6. Lack of preparation time direct impacts teacher inability to treat students as individuals. Differentiated instruction requires more planning time, more analysis time, and more re-teaching time. Teaching colleagues rarely have sufficient time to plan together and learn from each other-not to mention time to break down the counter-productive peer pressure toward conformity to the status quo.

7. The influence of university professors in teacher training programs and continuing education programs can inculcate a bias toward one instructional philosophy. Far from teaching teachers to weigh all options to effectively differentiate instruction, often times individual professors or institutions use their platforms to promote their own agendas.  These overt biases inflicted upon the captive audiences of teachers, who need units of instruction to teach and advance on the salary scale, cause teachers to be wary of change and reticent to try new teaching strategies. Furthermore, professors tend to focus on the theory, not the practice, and so teachers are not equipped to differentiate instruction within their classrooms.

8. Administrator-teacher relationships are optimally viewed as professional and collegial with differences simply being ones of roles and tasks. Practically, administrator-teacher are management and worker relationships. The fact that administrators wield the one-sided powers of evaluation and teacher grade-subject-or schedule assignment make teachers conform to some degree to the wishes and tone of the administration in any school. Teachers who don’t play the game to a certain degree may find their input marginalized or their services outsourced to another site.

Administrators tend to see the “big picture” and offer macro-management solutions such as curricular standards, intervention programs, and schedule options that track students according to ability. They don’t see the micro-management issues within the classroom, for example, that Johnny can’t read well and won’t learn to read well because the teacher can’t or won’t differentiate instruction.

9. Teachers of all age levels are pressured to cover the content, cover the standards, and cover the material that will appear on the standardized test. Teachers are evaluated on what and how they teach and cover the content, not on what the students learn. Differentiated instruction adjusts the focus from teaching to learning. Teachers’ mapping guides and instructional scopes and sequences are all about direct instruction of new content or group review of old content. Differentiated instruction requires re-learning content not-yet-mastered by students.

10. Teachers view the process of teaching as a matter of one’s own taste and relegated to secondary status compared to the teaching content. Differentiated instruction puts process and content on the same level playing field. How a student is taught becomes just as important as what is taught because the degree of success is measured by what is learned.

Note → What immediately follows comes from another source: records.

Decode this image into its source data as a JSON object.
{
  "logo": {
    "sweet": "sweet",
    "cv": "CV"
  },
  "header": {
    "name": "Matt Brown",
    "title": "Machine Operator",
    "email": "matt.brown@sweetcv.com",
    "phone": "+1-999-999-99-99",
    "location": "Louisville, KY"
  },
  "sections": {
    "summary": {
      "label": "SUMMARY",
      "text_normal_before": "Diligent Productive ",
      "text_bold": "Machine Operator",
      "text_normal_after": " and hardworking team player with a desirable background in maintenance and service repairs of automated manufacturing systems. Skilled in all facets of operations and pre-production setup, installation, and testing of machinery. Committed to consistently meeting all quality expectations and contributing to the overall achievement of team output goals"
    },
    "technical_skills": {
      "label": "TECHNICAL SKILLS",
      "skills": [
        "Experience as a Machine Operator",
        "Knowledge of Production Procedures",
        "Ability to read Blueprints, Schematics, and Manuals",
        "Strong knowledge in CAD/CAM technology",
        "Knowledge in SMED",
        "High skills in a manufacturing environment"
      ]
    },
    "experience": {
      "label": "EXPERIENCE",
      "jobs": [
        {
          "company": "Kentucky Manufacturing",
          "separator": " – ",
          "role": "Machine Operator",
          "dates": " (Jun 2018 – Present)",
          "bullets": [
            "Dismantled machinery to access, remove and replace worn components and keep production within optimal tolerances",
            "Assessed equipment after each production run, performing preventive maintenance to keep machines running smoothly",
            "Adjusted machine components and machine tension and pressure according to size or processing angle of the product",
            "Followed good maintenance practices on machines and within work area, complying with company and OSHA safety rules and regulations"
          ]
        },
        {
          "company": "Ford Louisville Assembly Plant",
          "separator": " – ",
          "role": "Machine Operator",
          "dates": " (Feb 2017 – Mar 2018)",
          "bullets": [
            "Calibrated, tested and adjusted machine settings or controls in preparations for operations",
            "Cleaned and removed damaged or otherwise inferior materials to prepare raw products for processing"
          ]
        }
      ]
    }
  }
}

11. The emphasis on rigor with high standards has led  many teachers to abandon differentiated instruction. Teachers need to help students “catch up” through scaffolded instruction, while the students concurrently “keep up” with rigorous grade-level instruction. However, teachers often feel the pressure to do the latter at the expense of the former.

12. Standards-based instruction has made many teachers abandon differentiated instruction. Comprehensive standards and emphasis on teaching to standards-based tests has re-focused many teachers on the what of teaching at the expense of the how and why of teaching. For many teachers, teaching the “power standards,” that is the standards most often tested on the yearly test, are more important than teaching to the needs of individual students. As one colleague once told me, “My job is to teach the grade-level standards, if students have not yet mastered the previous years’ standards, that is the fault of their teachers. I have to do my job, not theirs.”